Essa obrigação alcança não apenas investidores, mas também as exchanges. Diferente do texto da minuta, a instrução elenca o que uma transação com criptoativo, como compra e venda, permuta, doação e outras operações que impliquem em transferência de criptoativos. É um escopo bem amplo e toda operação que envolve alguma forma de transferência de criptoativos deve ser reportada para a Receita Federal.
Há uma mudança, que era um pleito do mercado e foi parcialmente acatado. A consulta pública estabelecia como corte as operações que ultrapassassem R$ 10 mil. Esse limite foi elevado para R$ 30 mil, mas só se aplica para investidor pessoa física ou pessoa jurídica residente no Brasil. A corretora tem que informar as operações independente do valor envolvido.
Quem tem que prestar informações para a Receita?
A Receita exige que mensalmente seja informado pelas “exchanges” domiciliadas no Brasil as operações que impliquem transferência de criptoativos acima de R$ 30 mil. No caso de investidores pessoas físicas ou pessoas jurídicas residentes ou domiciliadas no Brasil, em uma operação de compra, venda, doação e etc., se o valor atribuído (individual ou conjuntamente) superar R$ 30 mil há a necessidade de prestar informação. Caso o valor seja menor o usuário pessoa física/pessoa jurídica não precisa informar a Receita.
Essa informação precisa ser realizada até o último dia útil do mês subsequente à operação. Logo, se uma pessoa faz uma operação em agosto, precisa informar até o último dia útil de setembro e assim sucessivamente.

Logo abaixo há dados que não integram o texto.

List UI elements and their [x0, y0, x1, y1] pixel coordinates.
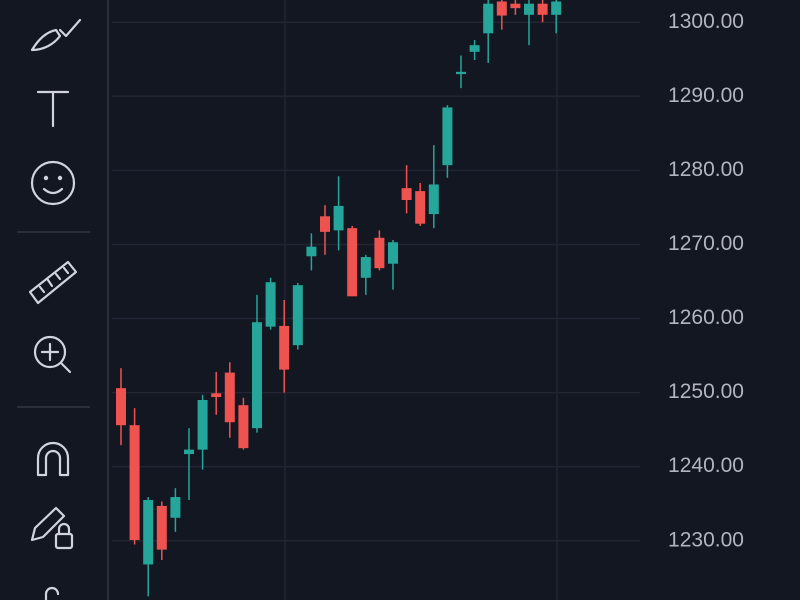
candle-body — [524, 3, 534, 15]
brush-tool[interactable] — [30, 18, 82, 52]
candle-body — [320, 216, 330, 232]
candle-body — [252, 322, 262, 429]
emoji-tool[interactable] — [30, 160, 76, 206]
price-axis: 1230.00 1240.00 1250.00 1260.00 1270.00 1280.… — [668, 10, 744, 552]
candle-body — [143, 500, 154, 565]
candle-body — [184, 449, 194, 455]
candle-body — [360, 257, 371, 278]
candle-body — [469, 45, 480, 52]
candle-body — [170, 497, 181, 518]
candle-body — [129, 425, 140, 540]
y-tick-label: 1300.00 — [668, 10, 744, 33]
candle-body — [442, 107, 453, 166]
candle-body — [428, 184, 439, 215]
candle-body — [496, 1, 507, 16]
candle-body — [388, 242, 398, 264]
candles — [116, 0, 562, 597]
candle-body — [224, 372, 235, 423]
candle-body — [211, 393, 222, 398]
candle-body — [292, 285, 303, 346]
magnet-tool[interactable] — [36, 441, 70, 477]
more-tool[interactable] — [44, 586, 60, 600]
text-tool[interactable] — [36, 90, 70, 128]
candle-body — [551, 1, 562, 15]
lock-tool[interactable] — [30, 506, 74, 550]
candle-body — [156, 505, 167, 550]
y-tick-label: 1250.00 — [668, 380, 744, 403]
ruler-tool[interactable] — [28, 260, 78, 305]
candle-body — [537, 3, 548, 15]
y-tick-label: 1240.00 — [668, 454, 744, 477]
y-tick-label: 1260.00 — [668, 306, 744, 329]
candle-body — [333, 205, 344, 231]
zoom-tool[interactable] — [33, 335, 72, 374]
candle-body — [401, 188, 412, 200]
candle-body — [265, 282, 276, 327]
candle-body — [483, 3, 494, 34]
candle-body — [415, 191, 426, 224]
candle-body — [510, 3, 521, 9]
toolbar — [0, 0, 109, 600]
candle-body — [374, 237, 385, 269]
y-tick-label: 1280.00 — [668, 158, 744, 181]
y-tick-label: 1270.00 — [668, 232, 744, 255]
candle-body — [279, 325, 290, 370]
y-tick-label: 1230.00 — [668, 528, 744, 551]
candle-body — [347, 228, 358, 297]
candle-body — [456, 71, 466, 75]
y-tick-label: 1290.00 — [668, 84, 744, 107]
candle-body — [197, 400, 208, 450]
candle-body — [238, 405, 249, 449]
candle-body — [306, 246, 317, 257]
candle-body — [116, 388, 126, 426]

Da mesma forma, se alguém tem um saldo em criptoativos que se valorizou e superou o valor de R$ 30 mil não é necessário informar. A informação é prestada apenas no momento em que há uma operação financeira com esse criptoativos. Não é preciso informar valorizações não realizadas, pois nessa situação ainda não são passíveis de tributação.

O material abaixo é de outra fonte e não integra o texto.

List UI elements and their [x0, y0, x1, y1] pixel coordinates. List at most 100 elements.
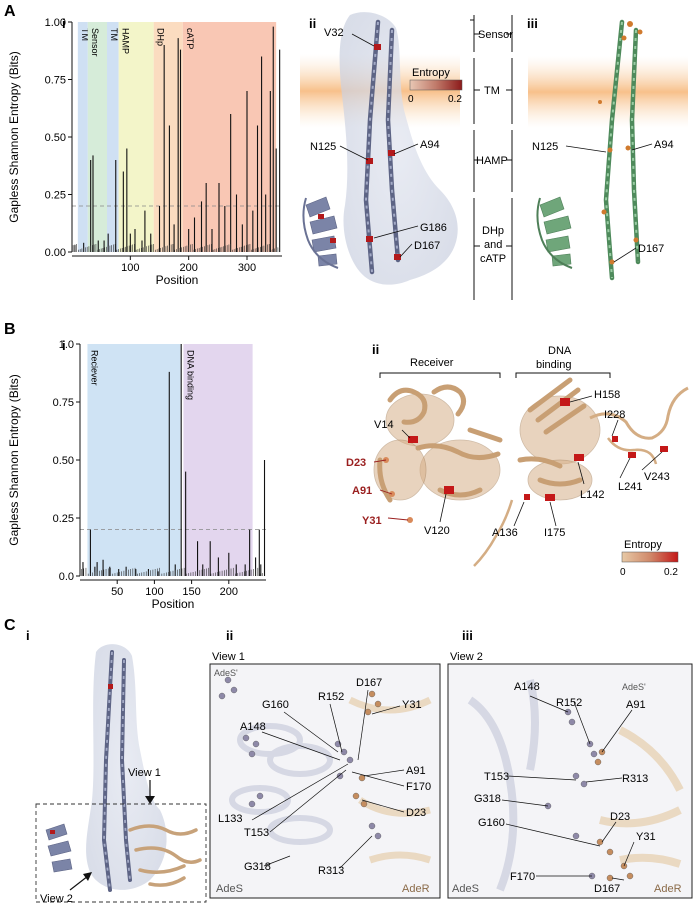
y-tick-label: 1.00: [45, 17, 66, 29]
view1-ades-sticks: [218, 676, 382, 840]
entropy-colorbar-a: [409, 79, 463, 91]
y-axis-label: Gapless Shannon Entropy (Bits): [7, 374, 21, 545]
ades-structure-entropy: V32 N125 A94 G186 D167 Entropy 0 0.2: [300, 12, 462, 285]
label-d167: D167: [414, 240, 440, 252]
legend-min-b: 0: [620, 567, 626, 578]
view1-panel: AdeS' G160 R152 D167 Y31 A148 A91 F170 L…: [209, 663, 441, 899]
b2-red-leaders: [373, 459, 409, 521]
label-a94: A94: [420, 139, 440, 151]
y-tick-label: 0.50: [45, 132, 66, 144]
panel-c-iii-label: iii: [462, 628, 473, 643]
green-helix-stripes: [604, 21, 639, 279]
view2-bg-helices: [467, 679, 539, 892]
x-tick-label: 100: [121, 262, 139, 274]
dna-binding-sheets: [517, 377, 587, 487]
region-label: cATP: [185, 28, 195, 49]
panel-a-ii-label: ii: [309, 16, 316, 31]
view2-a148: A148: [514, 681, 540, 693]
label-i175: I175: [544, 527, 565, 539]
label-a136: A136: [492, 527, 518, 539]
panel-c-ii-label: ii: [226, 628, 233, 643]
label-view1-overview: View 1: [128, 767, 161, 779]
legend-max-b: 0.2: [664, 567, 678, 578]
y-tick-label: 0.75: [45, 75, 66, 87]
region-label: HAMP: [121, 28, 131, 54]
a2-leaders: [339, 33, 419, 258]
green-loop: [536, 197, 573, 269]
ades-structure-green: N125 A94 D167: [528, 19, 688, 281]
y-tick-label: 0.0: [59, 571, 74, 583]
label-g186: G186: [420, 222, 447, 234]
view2-arrow-line: [69, 875, 89, 891]
view1-d23: D23: [406, 807, 426, 819]
label-v120: V120: [424, 525, 450, 537]
label-d167-green: D167: [638, 243, 664, 255]
legend-min-a: 0: [408, 94, 414, 105]
domain-receiver: Receiver: [410, 357, 454, 369]
view2-d167: D167: [594, 883, 620, 895]
view2-leaders: [501, 695, 635, 881]
region-label: TM: [80, 28, 90, 41]
view2-ades-prime: AdeS': [622, 682, 646, 692]
view1-t153: T153: [244, 827, 269, 839]
orange-sidechains: [598, 21, 643, 265]
label-a94-green: A94: [654, 139, 674, 151]
view2-title: View 2: [450, 651, 483, 663]
label-d23: D23: [346, 457, 366, 469]
region-band: [182, 22, 277, 252]
panel-letter-b: B: [4, 321, 16, 338]
view1-d167: D167: [356, 677, 382, 689]
label-h158: H158: [594, 389, 620, 401]
region-label: TM: [109, 28, 119, 41]
panel-letter-c: C: [4, 617, 16, 634]
x-tick-label: 200: [220, 586, 238, 598]
ader-high-entropy: [408, 398, 668, 501]
ader-structure: Receiver DNA binding: [346, 345, 689, 578]
domain-dna-2: binding: [536, 359, 571, 371]
entropy-chart-ades: TM Sensor TM HAMP DHp cATP0.000.250.500.751.0…: [7, 17, 282, 287]
view1-bg-helices: [229, 723, 333, 845]
view1-arrow-head: [145, 796, 155, 804]
x-tick-label: 300: [238, 262, 256, 274]
domain-dhp-3: cATP: [480, 253, 506, 265]
domain-brackets: Sensor TM HAMP DHp and cATP: [470, 15, 513, 300]
view1-frame: [209, 663, 441, 899]
view2-r152: R152: [556, 697, 582, 709]
label-i228: I228: [604, 409, 625, 421]
view1-title: View 1: [212, 651, 245, 663]
label-v32: V32: [324, 27, 344, 39]
y-axis-label: Gapless Shannon Entropy (Bits): [7, 51, 21, 222]
label-a91: A91: [352, 485, 372, 497]
panel-b-i-label: i: [62, 338, 66, 353]
domain-sensor: Sensor: [478, 29, 513, 41]
region-band: [183, 344, 253, 576]
x-axis-label: Position: [156, 273, 199, 287]
view2-panel: A148 AdeS' R152 A91 T153 R313 G318 D23 G…: [447, 663, 693, 899]
domain-tm: TM: [484, 85, 500, 97]
legend-max-a: 0.2: [448, 94, 462, 105]
label-y31: Y31: [362, 515, 382, 527]
y-tick-label: 0.25: [53, 513, 74, 525]
view1-leaders: [251, 689, 405, 869]
region-label: Reciever: [89, 350, 99, 386]
region-band: [118, 22, 154, 252]
view2-ades: AdeS: [452, 883, 479, 895]
entropy-colorbar-b: [621, 551, 679, 563]
b2-leaders: [401, 395, 663, 527]
panel-b-ii-label: ii: [372, 342, 379, 357]
view1-y31: Y31: [402, 699, 422, 711]
high-entropy-residues: [318, 44, 401, 260]
zoom-box: [35, 803, 207, 903]
c-terminal-loop: [606, 437, 658, 465]
view1-f170: F170: [406, 781, 431, 793]
view1-g318: G318: [244, 861, 271, 873]
x-tick-label: 200: [179, 262, 197, 274]
y-tick-label: 0.75: [53, 397, 74, 409]
view1-g160: G160: [262, 699, 289, 711]
dna-binding-domain: [519, 395, 601, 501]
view1-ader-sticks: [352, 690, 382, 808]
view2-g318: G318: [474, 793, 501, 805]
view1-a148: A148: [240, 721, 266, 733]
green-sheet: [539, 196, 572, 267]
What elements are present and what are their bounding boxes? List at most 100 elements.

Já a informação dos saldos dos usuários é da exchange. Em janeiro de todo ano ela vai informar a posição de cada usuário em 31/12. Diferente da minuta anterior, a Receita não pediu o valor de mercado dos ativos, determinando que é necessário informar apenas o saldo e o custo de aquisição dos mesmo.
O primeiro conjunto de informações precisa ser entregue no último dia útil de setembro deste ano. Então todas as pessoas que no mês de agosto de 2019 (mês de referência) realizaram operações envolvendo transferência de criptoativos acima de R$ 30 mil vão precisar informar a partir de setembro de 2019. No caso das exchanges esse limite mínimo de valor não se aplica.
Quem já tem criptomoedas, mas não realizou operações em agosto acima deste valor terá as informações prestadas pela exchange em janeiro de 2020.
Agora também há penalidades no caso de não informação, atraso, omissão ou equívoco nas informações. As penalidades podem chegar a 3% do valor da operação. Então o investidor precisa informar operações realizadas em mercado privado (transações peer-to-peer) e com exchanges fora do Brasil.
Instrução é positiva ou negativa para a indústria de criptomoedas no Brasil?
Esse foi primeiro passo de uma regulamentação do mercado. É uma tendência que observamos também em outros países. A própria OCDE já sinalizou a importância de se analisar os impactos tributários do mercado de criptoativos, especialmente diante da relevância e proporção que o mercado tem tomado.
Eu tenho uma preocupação que, especialmente quando estamos falando de corretoras, temos em muitos casos startups e empresas que estão começando suas operações. O custo sistêmico de toda essa estrutura de entrega de informações pode ser prejudicial para essas empresas. Ainda temos que aguardar layouts e orientações da Receita sobre como essas informações deverão ser disponibilizadas.
Todos os países têm caminhado para essa regulamentação do mercado. Com o tempo será possível avaliar o que funciona e o que traz onerosidade para o mercado.